| ok, I was going to email you, but I'll post a couple of suggestions here so others can agree or disagree. You've got just shy of 5000 users, but how active are they? How many daily/weekly/monthly active users do you have? If you've got a decent number of active users then those are people that can potentially become paying users. So ditch the unlimited free version. Yes - ditch it. Look at your weekly active users and see how many words they each translate. Presumably there is some kind of distribution, where 80% of users translate <100 words per week, then you have some power users that translate 1000 per week. Start with them and start telling them they need to pay to keep using Readlang once they have translated 80% of the words that they usually translate. A nice pop-up with a simple call-to-action asking them to pay. A:B test the pop-up message. You've then got dynamic pricing that is based on individuals' use habits. Start with the power users and work backwards towards your regular users. See what happens as you get closer towards the 100 words/week guys. If completely removing the free option is too aggressive for you, maybe once they reach the word limit they can dismiss the "pay to continue" pop-up but then it comes back every 5 words they translate after that. Try both strategies - experiment - see what works best. You've only made $1k so far. I don't think there is any harm in being a bit more aggressive. You've build a good product - now is the time to test monetisation rather than adding features. On the CRM side, you have done a little bit with Mailchimp, and that the reminders are opt-in. Make them opt-out. Ditch Mailchimp. Make a $50 investment in customer.io - that will allow you to do CRM against 5000 users. Hit them with one email to all (which will use up half your 10k email allowance) with the most compelling email you can draft. Then use your remaining 5k emails to hit those that responded to your first email regularly and based on their actions (customer.io is really good when you get that right). /edit - just noticed extra emails on customer.io are really cheap so it's the user number limitation you really pay for. In that case send as many emails as you need to do some very active CRM experimentation for a whole month. Reminds users that they have a text they have just started but not looked at again.

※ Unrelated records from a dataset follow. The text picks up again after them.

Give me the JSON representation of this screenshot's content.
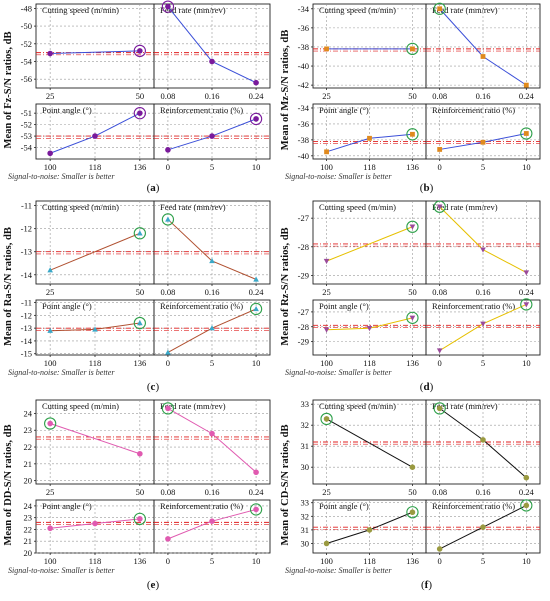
{
  "figure_note": "Signal-to-noise: Smaller is better",
  "panel_titles": [
    "Cutting speed (m/min)",
    "Feed rate (mm/rev)",
    "Point angle (°)",
    "Reinforcement ratio (%)"
  ],
  "chart_data": [
    {
      "type": "line",
      "letter": "(a)",
      "ylabel": "Mean of Fz-S/N ratios, dB",
      "line_color": "#3b4fd8",
      "marker_color": "#7a1a9c",
      "marker": "circle",
      "highlight_color": "#7a1a9c",
      "mean": -53.0,
      "rows": [
        {
          "ylim": [
            -57,
            -47.5
          ],
          "yticks": [
            -48,
            -50,
            -52,
            -54,
            -56
          ],
          "ticklabels": [
            "-48",
            "-50",
            "-52",
            "-54",
            "-56"
          ],
          "factors": [
            {
              "title": "Cutting speed (m/min)",
              "categories": [
                "25",
                "50"
              ],
              "values": [
                -53.1,
                -52.8
              ],
              "best": 1
            },
            {
              "title": "Feed rate (mm/rev)",
              "categories": [
                "0.08",
                "0.16",
                "0.24"
              ],
              "values": [
                -47.8,
                -54.0,
                -56.4
              ],
              "best": 0
            }
          ]
        },
        {
          "ylim": [
            -55,
            -50.2
          ],
          "yticks": [
            -51,
            -52,
            -53,
            -54
          ],
          "ticklabels": [
            "-51",
            "-52",
            "-53",
            "-54"
          ],
          "factors": [
            {
              "title": "Point angle (°)",
              "categories": [
                "100",
                "118",
                "136"
              ],
              "values": [
                -54.5,
                -53.0,
                -51.0
              ],
              "best": 2
            },
            {
              "title": "Reinforcement ratio (%)",
              "categories": [
                "0",
                "5",
                "10"
              ],
              "values": [
                -54.2,
                -53.0,
                -51.5
              ],
              "best": 2
            }
          ]
        }
      ]
    },
    {
      "type": "line",
      "letter": "(b)",
      "ylabel": "Mean of Mz-S/N ratios, dB",
      "line_color": "#3b4fd8",
      "marker_color": "#e08a1e",
      "marker": "square",
      "highlight_color": "#2ea04a",
      "mean": -38.2,
      "rows": [
        {
          "ylim": [
            -42.3,
            -33.5
          ],
          "yticks": [
            -34,
            -36,
            -38,
            -40,
            -42
          ],
          "ticklabels": [
            "-34",
            "-36",
            "-38",
            "-40",
            "-42"
          ],
          "factors": [
            {
              "title": "Cutting speed (m/min)",
              "categories": [
                "25",
                "50"
              ],
              "values": [
                -38.2,
                -38.2
              ],
              "best": 1
            },
            {
              "title": "Feed rate (mm/rev)",
              "categories": [
                "0.08",
                "0.16",
                "0.24"
              ],
              "values": [
                -34.0,
                -39.0,
                -42.0
              ],
              "best": 0
            }
          ]
        },
        {
          "ylim": [
            -40.4,
            -33.5
          ],
          "yticks": [
            -34,
            -36,
            -38,
            -40
          ],
          "ticklabels": [
            "-34",
            "-36",
            "-38",
            "-40"
          ],
          "factors": [
            {
              "title": "Point angle (°)",
              "categories": [
                "100",
                "118",
                "136"
              ],
              "values": [
                -39.5,
                -37.8,
                -37.3
              ],
              "best": 2
            },
            {
              "title": "Reinforcement ratio (%)",
              "categories": [
                "0",
                "5",
                "10"
              ],
              "values": [
                -39.2,
                -38.3,
                -37.2
              ],
              "best": 2
            }
          ]
        }
      ]
    },
    {
      "type": "line",
      "letter": "(c)",
      "ylabel": "Mean of Ra-S/N ratios, dB",
      "line_color": "#b05030",
      "marker_color": "#3aa8c8",
      "marker": "triangle",
      "highlight_color": "#2ea04a",
      "mean": -13.0,
      "rows": [
        {
          "ylim": [
            -14.4,
            -10.8
          ],
          "yticks": [
            -11,
            -12,
            -13,
            -14
          ],
          "ticklabels": [
            "-11",
            "-12",
            "-13",
            "-14"
          ],
          "factors": [
            {
              "title": "Cutting speed (m/min)",
              "categories": [
                "25",
                "50"
              ],
              "values": [
                -13.8,
                -12.2
              ],
              "best": 1
            },
            {
              "title": "Feed rate (mm/rev)",
              "categories": [
                "0.08",
                "0.16",
                "0.24"
              ],
              "values": [
                -11.6,
                -13.4,
                -14.2
              ],
              "best": 0
            }
          ]
        },
        {
          "ylim": [
            -15.1,
            -10.8
          ],
          "yticks": [
            -11,
            -12,
            -13,
            -14,
            -15
          ],
          "ticklabels": [
            "-11",
            "-12",
            "-13",
            "-14",
            "-15"
          ],
          "factors": [
            {
              "title": "Point angle (°)",
              "categories": [
                "100",
                "118",
                "136"
              ],
              "values": [
                -13.2,
                -13.1,
                -12.6
              ],
              "best": 2
            },
            {
              "title": "Reinforcement ratio (%)",
              "categories": [
                "0",
                "5",
                "10"
              ],
              "values": [
                -14.9,
                -13.0,
                -11.5
              ],
              "best": 2
            }
          ]
        }
      ]
    },
    {
      "type": "line",
      "letter": "(d)",
      "ylabel": "Mean of Rz-S/N ratios, dB",
      "line_color": "#e6c000",
      "marker_color": "#9a4a9a",
      "marker": "triangle-down",
      "highlight_color": "#2ea04a",
      "mean": -27.9,
      "rows": [
        {
          "ylim": [
            -29.3,
            -26.4
          ],
          "yticks": [
            -27,
            -28,
            -29
          ],
          "ticklabels": [
            "-27",
            "-28",
            "-29"
          ],
          "factors": [
            {
              "title": "Cutting speed (m/min)",
              "categories": [
                "25",
                "50"
              ],
              "values": [
                -28.5,
                -27.3
              ],
              "best": 1
            },
            {
              "title": "Feed rate (mm/rev)",
              "categories": [
                "0.08",
                "0.16",
                "0.24"
              ],
              "values": [
                -26.6,
                -28.1,
                -28.9
              ],
              "best": 0
            }
          ]
        },
        {
          "ylim": [
            -29.9,
            -26.2
          ],
          "yticks": [
            -27,
            -28,
            -29
          ],
          "ticklabels": [
            "-27",
            "-28",
            "-29"
          ],
          "factors": [
            {
              "title": "Point angle (°)",
              "categories": [
                "100",
                "118",
                "136"
              ],
              "values": [
                -28.2,
                -28.1,
                -27.4
              ],
              "best": 2
            },
            {
              "title": "Reinforcement ratio (%)",
              "categories": [
                "0",
                "5",
                "10"
              ],
              "values": [
                -29.6,
                -27.8,
                -26.5
              ],
              "best": 2
            }
          ]
        }
      ]
    },
    {
      "type": "line",
      "letter": "(e)",
      "ylabel": "Mean of DD-S/N ratios, dB",
      "line_color": "#e05ab0",
      "marker_color": "#e05ab0",
      "marker": "circle",
      "highlight_color": "#2ea04a",
      "mean": 22.6,
      "rows": [
        {
          "ylim": [
            19.8,
            24.8
          ],
          "yticks": [
            20,
            21,
            22,
            23,
            24
          ],
          "ticklabels": [
            "20",
            "21",
            "22",
            "23",
            "24"
          ],
          "factors": [
            {
              "title": "Cutting speed (m/min)",
              "categories": [
                "25",
                "50"
              ],
              "values": [
                23.4,
                21.6
              ],
              "best": 0
            },
            {
              "title": "Feed rate (mm/rev)",
              "categories": [
                "0.08",
                "0.16",
                "0.24"
              ],
              "values": [
                24.3,
                22.8,
                20.5
              ],
              "best": 0
            }
          ]
        },
        {
          "ylim": [
            20,
            24.5
          ],
          "yticks": [
            20,
            21,
            22,
            23,
            24
          ],
          "ticklabels": [
            "20",
            "21",
            "22",
            "23",
            "24"
          ],
          "factors": [
            {
              "title": "Point angle (°)",
              "categories": [
                "100",
                "118",
                "136"
              ],
              "values": [
                22.1,
                22.5,
                22.9
              ],
              "best": 2
            },
            {
              "title": "Reinforcement ratio (%)",
              "categories": [
                "0",
                "5",
                "10"
              ],
              "values": [
                21.2,
                22.7,
                23.7
              ],
              "best": 2
            }
          ]
        }
      ]
    },
    {
      "type": "line",
      "letter": "(f)",
      "ylabel": "Mean of CD-S/N ratios, dB",
      "line_color": "#111111",
      "marker_color": "#9a9a40",
      "marker": "circle",
      "highlight_color": "#2ea04a",
      "mean": 31.2,
      "rows": [
        {
          "ylim": [
            29.2,
            33.2
          ],
          "yticks": [
            30,
            31,
            32,
            33
          ],
          "ticklabels": [
            "30",
            "31",
            "32",
            "33"
          ],
          "factors": [
            {
              "title": "Cutting speed (m/min)",
              "categories": [
                "25",
                "50"
              ],
              "values": [
                32.3,
                30.0
              ],
              "best": 0
            },
            {
              "title": "Feed rate (mm/rev)",
              "categories": [
                "0.08",
                "0.16",
                "0.24"
              ],
              "values": [
                32.8,
                31.3,
                29.5
              ],
              "best": 0
            }
          ]
        },
        {
          "ylim": [
            29.3,
            33.2
          ],
          "yticks": [
            30,
            31,
            32,
            33
          ],
          "ticklabels": [
            "30",
            "31",
            "32",
            "33"
          ],
          "factors": [
            {
              "title": "Point angle (°)",
              "categories": [
                "100",
                "118",
                "136"
              ],
              "values": [
                30.0,
                31.0,
                32.3
              ],
              "best": 2
            },
            {
              "title": "Reinforcement ratio (%)",
              "categories": [
                "0",
                "5",
                "10"
              ],
              "values": [
                29.6,
                31.2,
                32.8
              ],
              "best": 2
            }
          ]
        }
      ]
    }
  ]
}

Remind them they need to do flashcards everyday
etc etc Remember - if nobody complains about the price of your product, it's probably too cheap. Lastly, make an iPhone app that works offline and allows translation of single words via an offline dictionary and includes the flash-cards which then syncs with your account when back online. I'd pay for that! ;) |
Rough number of users signing in at the moment:
~110 / day ~360 / week ~900 / month
Google Analytics RETURNING visitors per month:
~1000 returning uniques ~3800 returning visits 28 min avg visit duration
I'll have a serious think about your pricing advice. I'm plan on increasing the price but removing the free plan scares me. I'm sure it will increase revenue in short term, but don't you think it would seriously harm growth? My current user base was formed largely due to people blogging and sharing on forums and social media. Isn't there a risk this would dry up without a very usable free plan?
I completely agree about sending more emails. It's been on my todo list for a while, I already have Amazon SES set up so I'm planning to roll my own solution to send lifecycle emails to boost engagement. ($50 / month sounds too much, although now I'm tempted to try the free plan just to get an idea of what I'd be missing.)
iPhone app - one thing at a time! I want to polish and optimise the current site first, but I agree an iOS app would be awesome.
Note: Readlang works well on mobiles as a web-app, on both Android and iOS you can bookmark it as a "homescreen app" and it then runs in full screen mode similar to a native app.